Robinhood Markets has announced that it will lay off 9% of its full-time employees to reduce the number of “duplicate” jobs at retail brokerages.
Just two days before the release of its first quarter results, Chief Executive Vlad Tenev announced the layoffs, saying the company’s “period of hyper growth” in 2020 and the first half of 2021 had resulted in an increase in its workforce from 700 to nearly 3,800.
During this phase, thanks to the at-home nature of the pandemic and the “meme stocks” craze, Robinhood increased its net funded counts to 22m from 5m.
“This rapid headcount growth has led to duplicate work roles and functions, and more layers and complexity than is optimal,” Tenev wrote in a blog post Tuesday afternoon.

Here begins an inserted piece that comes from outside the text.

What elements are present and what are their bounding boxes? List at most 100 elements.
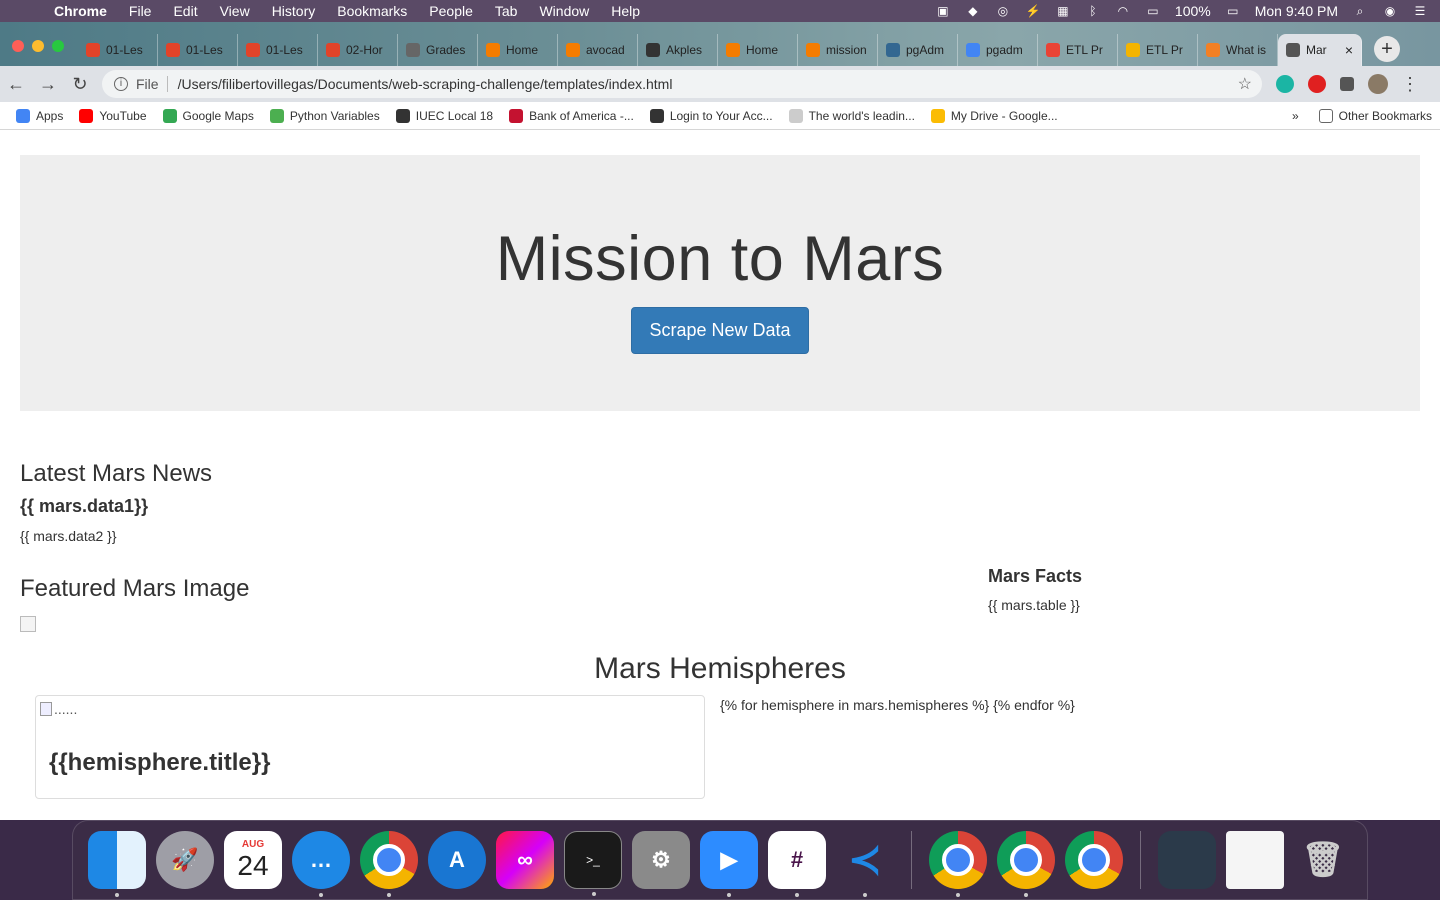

Robinhood had 3,800 full-time employees as of December 31, 2021, according to its latest 10-K filing with the United States Securities and Exchange Commission.
Tenev said the decision to lay off 340 workers “was not easy”, but was a “deliberate step” to ensure the company improved efficiency and met changing customer needs.

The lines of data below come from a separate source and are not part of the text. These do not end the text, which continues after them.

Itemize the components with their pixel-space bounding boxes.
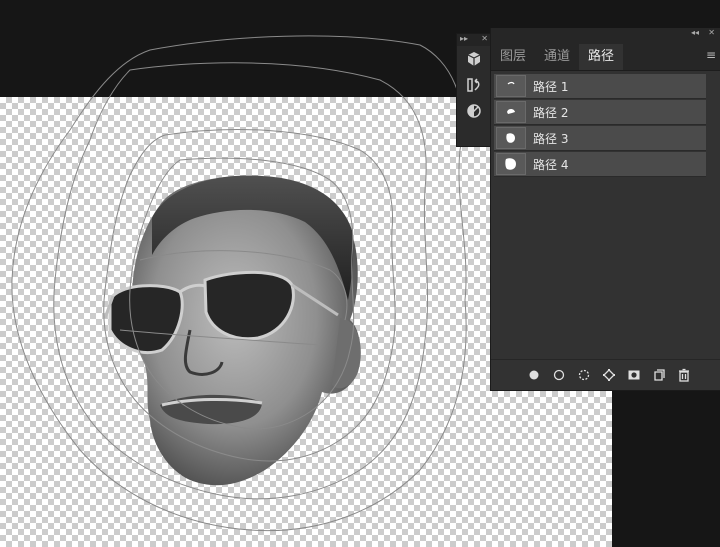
delete-path-icon[interactable] bbox=[671, 363, 696, 387]
close-panel-icon[interactable]: ✕ bbox=[708, 28, 715, 37]
create-new-path-icon[interactable] bbox=[646, 363, 671, 387]
path-row-4[interactable]: 路径 4 bbox=[494, 152, 706, 177]
fill-path-icon[interactable] bbox=[521, 363, 546, 387]
add-mask-icon[interactable] bbox=[621, 363, 646, 387]
path-thumbnail-icon bbox=[496, 101, 526, 123]
paths-panel: ◂◂ ✕ 图层 通道 路径 ≡ 路径 1 路径 2 路径 3 路径 4 bbox=[490, 28, 720, 391]
path-row-2[interactable]: 路径 2 bbox=[494, 100, 706, 125]
stroke-path-icon[interactable] bbox=[546, 363, 571, 387]
path-thumbnail-icon bbox=[496, 153, 526, 175]
path-list: 路径 1 路径 2 路径 3 路径 4 bbox=[491, 71, 720, 177]
tab-paths[interactable]: 路径 bbox=[579, 44, 624, 70]
path-row-3[interactable]: 路径 3 bbox=[494, 126, 706, 151]
tab-channels[interactable]: 通道 bbox=[535, 44, 579, 70]
path-thumbnail-icon bbox=[496, 75, 526, 97]
path-name: 路径 4 bbox=[533, 157, 569, 172]
3d-cube-icon[interactable] bbox=[457, 46, 491, 72]
panel-footer bbox=[491, 359, 720, 390]
panel-tabs: 图层 通道 路径 ≡ bbox=[491, 40, 720, 71]
path-name: 路径 2 bbox=[533, 105, 569, 120]
panel-title-strip[interactable]: ◂◂ ✕ bbox=[491, 28, 720, 40]
make-work-path-icon[interactable] bbox=[596, 363, 621, 387]
path-name: 路径 1 bbox=[533, 79, 569, 94]
collapse-panel-icon[interactable]: ◂◂ bbox=[691, 28, 699, 37]
tab-layers[interactable]: 图层 bbox=[491, 44, 535, 70]
adjustment-icon[interactable] bbox=[457, 98, 491, 124]
collapse-icon[interactable]: ▸▸ bbox=[460, 34, 468, 43]
history-brush-icon[interactable] bbox=[457, 72, 491, 98]
tool-strip-grip[interactable]: ▸▸ ✕ bbox=[457, 34, 491, 46]
close-icon[interactable]: ✕ bbox=[481, 34, 488, 43]
path-name: 路径 3 bbox=[533, 131, 569, 146]
panel-menu-icon[interactable]: ≡ bbox=[706, 48, 716, 62]
path-row-1[interactable]: 路径 1 bbox=[494, 74, 706, 99]
tool-strip: ▸▸ ✕ bbox=[456, 33, 492, 147]
path-thumbnail-icon bbox=[496, 127, 526, 149]
load-path-as-selection-icon[interactable] bbox=[571, 363, 596, 387]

Robinhood would introduce new products this year in its brokerage, crypto, and spending and saving categories, Tenev said.
Last week, Robinhood agreed to buy UK crypto firm Ziglu as part of an effort to expand beyond equity trading and make a second attempt to break into the UK market.
Robinhood reports results after the closing bell on Thursday, nearly nine months since it floated on the Nasdaq.
Analysts expect a net loss of $310.6 million on revenue of nearly $356 million, according to a Refinitiv poll. The company said in February it expected first-quarter revenue to be below $340 million.
The shares, which closed at a record high of $10 on Tuesday, fell another 5.5% after hours trading.